Everything in the universe moves toward states of greater entropy, except of course for things that are alive. Life is the opposite of entropy, always striving toward levels of greater complexity and order.

Things that are alive have the capacity to use energy and resist entropy. Living things react and adapt to forces that would drive them toward entropy.

The second law of thermodynamics: “if no energy enters or leaves the system…”
Living things are able to resist entropy because they constantly bring more energy into the system: they eat! Food contains stored energy. Resisting entropy takes energy; creating states of greater order takes energy. To do either takes food. We eat in order to resist entropy.

Thus, in a primal sense, we might define life as the ability to utilize the energy in food in order adapt, maintain order and resist entropy.

The stored energy in food all comes from sun, which at some point is stored through photosynthesis in plants.

Without food, living things lose their ability to resist the forces of entropy; they lose the ability to adapt.

How do you know if something is alive? You poke it. If it’s alive it moves. Living things respond to the world, to stimuli.

‘Poke it, see if it is alive’
Living things adapt and respond in someway to external forces; they adapt to maintain order, either to get out of harm’s way or to move toward food or less entropic environments.

These basic definitions of the universe lead us to a biological term called “adaptive response.” In its simplest definition, adaptive response means “an appropriate reaction to an environmental demand” (Mosby's Medical Dictionary, 8th edition. © 2009, Elsevier).

A fuller definition might read “The ability of a cell, tissue or organism to better resist stress damage because of prior exposure to a lesser amount of stress, observed in all organisms in response to a number of different cytotoxic agents.”

Adaptive response is now often applied to the ability to repair genetic damage and can be triggered by exposure to cytoxic exposure, to phytonutrients such as anthocyanins.

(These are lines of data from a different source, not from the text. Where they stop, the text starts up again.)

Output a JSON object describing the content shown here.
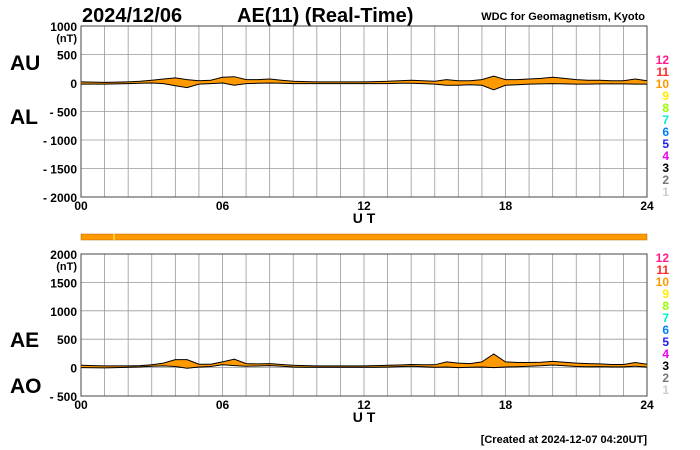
{
  "header": {
    "date": "2024/12/06",
    "title": "AE(11) (Real-Time)",
    "source": "WDC for Geomagnetism, Kyoto"
  },
  "footer": {
    "created": "[Created at 2024-12-07 04:20UT]"
  },
  "legend": {
    "items": [
      {
        "label": "12",
        "color": "#ff1a8c"
      },
      {
        "label": "11",
        "color": "#ff2a2a"
      },
      {
        "label": "10",
        "color": "#ff9900"
      },
      {
        "label": "9",
        "color": "#ffee00"
      },
      {
        "label": "8",
        "color": "#99ff00"
      },
      {
        "label": "7",
        "color": "#00eecc"
      },
      {
        "label": "6",
        "color": "#0080ff"
      },
      {
        "label": "5",
        "color": "#2020ee"
      },
      {
        "label": "4",
        "color": "#ee00ee"
      },
      {
        "label": "3",
        "color": "#000000"
      },
      {
        "label": "2",
        "color": "#777777"
      },
      {
        "label": "1",
        "color": "#cccccc"
      }
    ]
  },
  "colors": {
    "fill": "#ff9900",
    "line": "#000000",
    "grid": "#999999",
    "marker": "#ffff66"
  },
  "chart_data": [
    {
      "type": "area",
      "name": "AU/AL",
      "labels": {
        "upper": "AU",
        "lower": "AL"
      },
      "unit": "(nT)",
      "xlabel": "U T",
      "ylim": [
        -2000,
        1000
      ],
      "yticks": [
        {
          "value": 1000,
          "label": "1000"
        },
        {
          "value": 500,
          "label": "500"
        },
        {
          "value": 0,
          "label": "0"
        },
        {
          "value": -500,
          "label": "- 500"
        },
        {
          "value": -1000,
          "label": "- 1000"
        },
        {
          "value": -1500,
          "label": "- 1500"
        },
        {
          "value": -2000,
          "label": "- 2000"
        }
      ],
      "xlim": [
        0,
        24
      ],
      "xticks": [
        {
          "value": 0,
          "label": "00"
        },
        {
          "value": 6,
          "label": "06"
        },
        {
          "value": 12,
          "label": "12"
        },
        {
          "value": 18,
          "label": "18"
        },
        {
          "value": 24,
          "label": "24"
        }
      ],
      "grid": true,
      "x_step_hours": 0.5,
      "series": [
        {
          "name": "AU",
          "values": [
            20,
            15,
            10,
            15,
            20,
            30,
            50,
            70,
            90,
            60,
            40,
            50,
            100,
            110,
            60,
            60,
            70,
            50,
            30,
            25,
            20,
            20,
            20,
            20,
            20,
            25,
            30,
            40,
            50,
            40,
            30,
            60,
            40,
            40,
            60,
            120,
            60,
            60,
            70,
            80,
            100,
            80,
            60,
            50,
            50,
            40,
            40,
            70,
            40
          ]
        },
        {
          "name": "AL",
          "values": [
            -20,
            -20,
            -20,
            -15,
            -10,
            -5,
            0,
            -10,
            -50,
            -80,
            -20,
            -10,
            0,
            -40,
            -10,
            -5,
            0,
            -5,
            -10,
            -10,
            -10,
            -10,
            -10,
            -10,
            -10,
            -10,
            -10,
            -5,
            -5,
            -10,
            -20,
            -40,
            -40,
            -30,
            -40,
            -120,
            -40,
            -30,
            -20,
            -15,
            -10,
            -15,
            -20,
            -20,
            -15,
            -15,
            -15,
            -20,
            -20
          ]
        }
      ]
    },
    {
      "type": "area",
      "name": "AE/AO",
      "labels": {
        "upper": "AE",
        "lower": "AO"
      },
      "unit": "(nT)",
      "xlabel": "U T",
      "ylim": [
        -500,
        2000
      ],
      "yticks": [
        {
          "value": 2000,
          "label": "2000"
        },
        {
          "value": 1500,
          "label": "1500"
        },
        {
          "value": 1000,
          "label": "1000"
        },
        {
          "value": 500,
          "label": "500"
        },
        {
          "value": 0,
          "label": "0"
        },
        {
          "value": -500,
          "label": "- 500"
        }
      ],
      "xlim": [
        0,
        24
      ],
      "xticks": [
        {
          "value": 0,
          "label": "00"
        },
        {
          "value": 6,
          "label": "06"
        },
        {
          "value": 12,
          "label": "12"
        },
        {
          "value": 18,
          "label": "18"
        },
        {
          "value": 24,
          "label": "24"
        }
      ],
      "grid": true,
      "x_step_hours": 0.5,
      "series": [
        {
          "name": "AE",
          "values": [
            40,
            35,
            30,
            30,
            30,
            35,
            50,
            80,
            140,
            140,
            60,
            60,
            100,
            150,
            70,
            65,
            70,
            55,
            40,
            35,
            30,
            30,
            30,
            30,
            30,
            35,
            40,
            45,
            55,
            50,
            50,
            100,
            80,
            70,
            100,
            240,
            100,
            90,
            90,
            95,
            110,
            95,
            80,
            70,
            65,
            55,
            55,
            90,
            60
          ]
        },
        {
          "name": "AO",
          "values": [
            0,
            -2.5,
            -5,
            0,
            5,
            12.5,
            25,
            30,
            20,
            -10,
            10,
            20,
            50,
            35,
            25,
            27.5,
            35,
            22.5,
            10,
            7.5,
            5,
            5,
            5,
            5,
            5,
            7.5,
            10,
            17.5,
            22.5,
            15,
            5,
            10,
            0,
            5,
            10,
            0,
            10,
            15,
            25,
            32.5,
            45,
            32.5,
            20,
            15,
            17.5,
            12.5,
            12.5,
            25,
            10
          ]
        }
      ]
    }
  ],
  "status_bar": {
    "level": "10",
    "marker_hour": 1.4
  }
}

Adaptive responses can also be triggered by whole organism stressors.

An example of whole body stressors is the Scandinavian habit of cold water swimming. Researchers there have done some interesting work on adaptive responses in individuals who enjoy this practice, which entails taking hot saunas and then leaping into holes cut into the winter ice of lakes for a swim.

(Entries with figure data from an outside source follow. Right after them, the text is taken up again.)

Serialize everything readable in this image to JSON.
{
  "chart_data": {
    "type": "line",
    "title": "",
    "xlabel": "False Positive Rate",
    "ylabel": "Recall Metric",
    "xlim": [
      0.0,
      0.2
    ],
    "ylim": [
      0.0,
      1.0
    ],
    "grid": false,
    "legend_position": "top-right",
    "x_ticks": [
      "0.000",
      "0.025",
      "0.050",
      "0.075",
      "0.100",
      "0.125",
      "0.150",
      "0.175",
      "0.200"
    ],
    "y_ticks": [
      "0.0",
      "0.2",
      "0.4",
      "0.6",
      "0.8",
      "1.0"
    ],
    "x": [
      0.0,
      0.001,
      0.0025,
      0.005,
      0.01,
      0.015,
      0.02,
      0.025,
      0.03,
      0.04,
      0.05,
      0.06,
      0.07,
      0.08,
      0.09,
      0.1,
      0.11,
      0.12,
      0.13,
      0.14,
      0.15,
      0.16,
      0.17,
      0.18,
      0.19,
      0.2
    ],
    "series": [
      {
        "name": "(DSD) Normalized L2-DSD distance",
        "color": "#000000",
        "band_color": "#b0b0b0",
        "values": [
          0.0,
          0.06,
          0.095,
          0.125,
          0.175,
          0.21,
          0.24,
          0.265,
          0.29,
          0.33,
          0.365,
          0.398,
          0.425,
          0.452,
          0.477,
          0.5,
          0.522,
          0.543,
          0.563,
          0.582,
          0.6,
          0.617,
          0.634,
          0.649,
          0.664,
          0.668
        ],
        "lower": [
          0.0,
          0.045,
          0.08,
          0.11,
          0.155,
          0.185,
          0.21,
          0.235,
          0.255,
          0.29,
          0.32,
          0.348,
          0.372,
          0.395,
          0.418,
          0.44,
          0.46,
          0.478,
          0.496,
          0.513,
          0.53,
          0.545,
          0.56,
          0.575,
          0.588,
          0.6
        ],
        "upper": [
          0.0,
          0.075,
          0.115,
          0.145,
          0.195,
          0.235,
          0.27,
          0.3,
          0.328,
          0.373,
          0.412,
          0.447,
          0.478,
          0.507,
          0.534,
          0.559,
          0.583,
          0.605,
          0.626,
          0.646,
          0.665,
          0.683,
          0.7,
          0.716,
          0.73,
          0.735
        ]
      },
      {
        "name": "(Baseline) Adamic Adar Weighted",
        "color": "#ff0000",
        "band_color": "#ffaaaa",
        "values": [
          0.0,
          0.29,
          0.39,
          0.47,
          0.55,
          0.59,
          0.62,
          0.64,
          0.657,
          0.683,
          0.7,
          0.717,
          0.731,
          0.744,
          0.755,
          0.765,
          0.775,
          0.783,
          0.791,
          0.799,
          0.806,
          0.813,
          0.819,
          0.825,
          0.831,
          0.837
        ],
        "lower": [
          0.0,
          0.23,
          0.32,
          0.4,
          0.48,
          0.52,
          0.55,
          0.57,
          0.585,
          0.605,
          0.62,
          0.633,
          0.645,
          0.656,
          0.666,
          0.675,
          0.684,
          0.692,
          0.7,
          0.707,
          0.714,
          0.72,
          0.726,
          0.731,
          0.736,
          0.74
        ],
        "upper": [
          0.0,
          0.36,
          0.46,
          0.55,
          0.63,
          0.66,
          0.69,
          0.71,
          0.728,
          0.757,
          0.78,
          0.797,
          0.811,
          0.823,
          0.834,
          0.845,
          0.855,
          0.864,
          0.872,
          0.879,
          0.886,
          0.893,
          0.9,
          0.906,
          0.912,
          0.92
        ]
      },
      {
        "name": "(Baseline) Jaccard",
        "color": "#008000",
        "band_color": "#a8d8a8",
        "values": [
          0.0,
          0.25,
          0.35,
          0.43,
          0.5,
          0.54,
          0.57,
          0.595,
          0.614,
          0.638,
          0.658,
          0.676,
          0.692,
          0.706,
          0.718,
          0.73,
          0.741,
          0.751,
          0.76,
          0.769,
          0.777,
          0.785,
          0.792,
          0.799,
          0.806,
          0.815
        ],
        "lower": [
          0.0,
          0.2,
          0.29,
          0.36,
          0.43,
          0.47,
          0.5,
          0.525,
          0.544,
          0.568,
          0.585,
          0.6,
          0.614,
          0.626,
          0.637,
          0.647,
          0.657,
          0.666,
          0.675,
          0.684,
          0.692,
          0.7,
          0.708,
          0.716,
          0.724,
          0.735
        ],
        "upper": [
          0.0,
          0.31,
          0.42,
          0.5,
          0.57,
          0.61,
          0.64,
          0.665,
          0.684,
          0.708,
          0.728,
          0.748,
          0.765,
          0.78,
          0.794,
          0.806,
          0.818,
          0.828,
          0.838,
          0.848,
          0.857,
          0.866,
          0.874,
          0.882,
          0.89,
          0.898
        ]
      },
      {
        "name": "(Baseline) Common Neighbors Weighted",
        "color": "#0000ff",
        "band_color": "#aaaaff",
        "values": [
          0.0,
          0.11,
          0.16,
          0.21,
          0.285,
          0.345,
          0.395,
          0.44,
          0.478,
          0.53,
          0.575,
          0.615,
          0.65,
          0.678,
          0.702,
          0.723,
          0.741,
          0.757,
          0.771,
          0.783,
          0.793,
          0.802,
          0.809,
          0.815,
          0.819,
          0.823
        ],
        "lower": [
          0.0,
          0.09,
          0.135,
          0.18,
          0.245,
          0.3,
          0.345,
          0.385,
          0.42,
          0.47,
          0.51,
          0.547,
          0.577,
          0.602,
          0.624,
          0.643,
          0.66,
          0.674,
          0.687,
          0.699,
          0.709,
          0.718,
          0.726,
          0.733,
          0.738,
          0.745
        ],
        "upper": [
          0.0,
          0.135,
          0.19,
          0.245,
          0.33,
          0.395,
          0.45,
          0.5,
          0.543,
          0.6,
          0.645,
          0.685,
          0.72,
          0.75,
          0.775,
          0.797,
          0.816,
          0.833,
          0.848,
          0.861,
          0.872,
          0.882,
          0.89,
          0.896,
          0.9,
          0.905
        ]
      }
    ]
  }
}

One Finnish study tells us that this habit changes an individual’s response to cytokines: “These stresses appear to challenge both the neuro-endocrine and the immune systems and the results indicate that adaptive mechanisms occur in habitual winter swimmers.”iv

As an aside, as we look at the many traditional practices of nature cure that were and are promoted by members of the naturopathic profession, we can see how many of them trigger adaptive responses.

Coming back to red leaves in autumn and anthocyanins, if we view anthocyanins as elements that will trigger various adaptive responses, such as triggering DNA repair and preparing our bodies to adapt to stressors, we can see how and why these chemicals can be both poisonous to insects and health-promoting to humans at the same time.

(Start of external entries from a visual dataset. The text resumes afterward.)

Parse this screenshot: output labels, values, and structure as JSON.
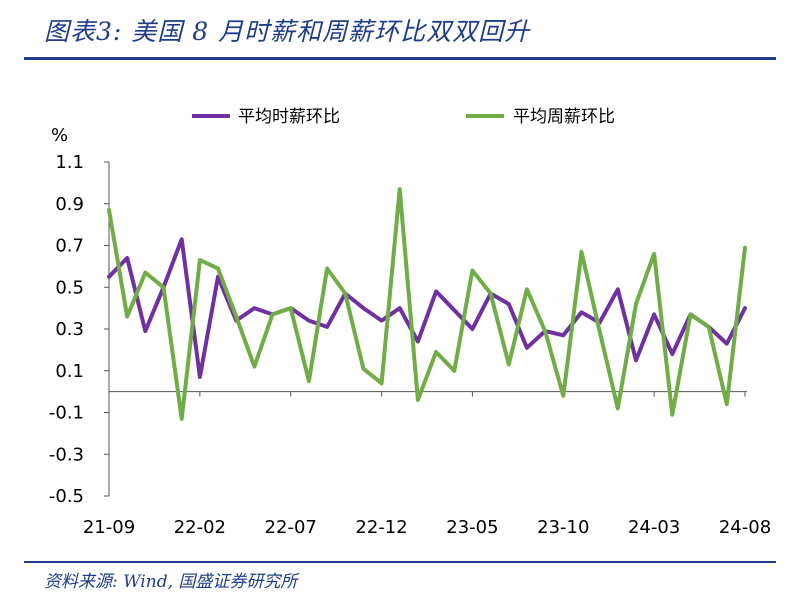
{
  "title": "图表3:  美国 8 月时薪和周薪环比双双回升",
  "source": "资料来源: Wind, 国盛证券研究所",
  "chart_data": {
    "type": "line",
    "unit_label": "%",
    "ylim": [
      -0.5,
      1.1
    ],
    "yticks": [
      1.1,
      0.9,
      0.7,
      0.5,
      0.3,
      0.1,
      -0.1,
      -0.3,
      -0.5
    ],
    "x": [
      "21-09",
      "21-10",
      "21-11",
      "21-12",
      "22-01",
      "22-02",
      "22-03",
      "22-04",
      "22-05",
      "22-06",
      "22-07",
      "22-08",
      "22-09",
      "22-10",
      "22-11",
      "22-12",
      "23-01",
      "23-02",
      "23-03",
      "23-04",
      "23-05",
      "23-06",
      "23-07",
      "23-08",
      "23-09",
      "23-10",
      "23-11",
      "23-12",
      "24-01",
      "24-02",
      "24-03",
      "24-04",
      "24-05",
      "24-06",
      "24-07",
      "24-08"
    ],
    "xticks": [
      "21-09",
      "22-02",
      "22-07",
      "22-12",
      "23-05",
      "23-10",
      "24-03",
      "24-08"
    ],
    "legend_position": "top",
    "series": [
      {
        "name": "平均时薪环比",
        "color": "#7030a0",
        "values": [
          0.55,
          0.64,
          0.29,
          0.5,
          0.73,
          0.07,
          0.55,
          0.34,
          0.4,
          0.37,
          0.4,
          0.34,
          0.31,
          0.47,
          0.4,
          0.34,
          0.4,
          0.24,
          0.48,
          0.39,
          0.3,
          0.47,
          0.42,
          0.21,
          0.29,
          0.27,
          0.38,
          0.33,
          0.49,
          0.15,
          0.37,
          0.18,
          0.37,
          0.31,
          0.23,
          0.4
        ]
      },
      {
        "name": "平均周薪环比",
        "color": "#70ad47",
        "values": [
          0.87,
          0.36,
          0.57,
          0.5,
          -0.13,
          0.63,
          0.59,
          0.36,
          0.12,
          0.37,
          0.4,
          0.05,
          0.59,
          0.47,
          0.11,
          0.04,
          0.97,
          -0.04,
          0.19,
          0.1,
          0.58,
          0.47,
          0.13,
          0.49,
          0.29,
          -0.02,
          0.67,
          0.29,
          -0.08,
          0.42,
          0.66,
          -0.11,
          0.37,
          0.31,
          -0.06,
          0.69
        ]
      }
    ]
  }
}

As we watch leaves turn red this autumn, perhaps we can also find some pleasure in the understanding of these complex relationships that give rise to these leaf colors that our minds simply perceive as a thing of beauty.

iHoch W, Singsaas E, McCown B. Resorption Protection. Anthocyanins Facilitate Nutrient Recovery in Autumn by Shielding Leaves from Potentially Damaging Light Levels Plant Physiology 133:1296-1305 (2003)
iiHabineck, EM. Correlation of soil development and landscape position with fall leaf colors. Paper No. 81-15 2007 GSA Denver Annual Meeting (28–31 October 2007)
iiiLev-Yadun S. The shared and separate roles of aposematic (warning) coloration and the co-evolution hypothesis in defending autumn leaves. Plant Signal Behav. 2010 Aug;5(8):937-9.
ivDugué B, Leppänen E. Adaptation related to cytokines in man: effects of regular swimming in ice-cold water. Clin Physiol. 2000 Mar;20(2):114-21.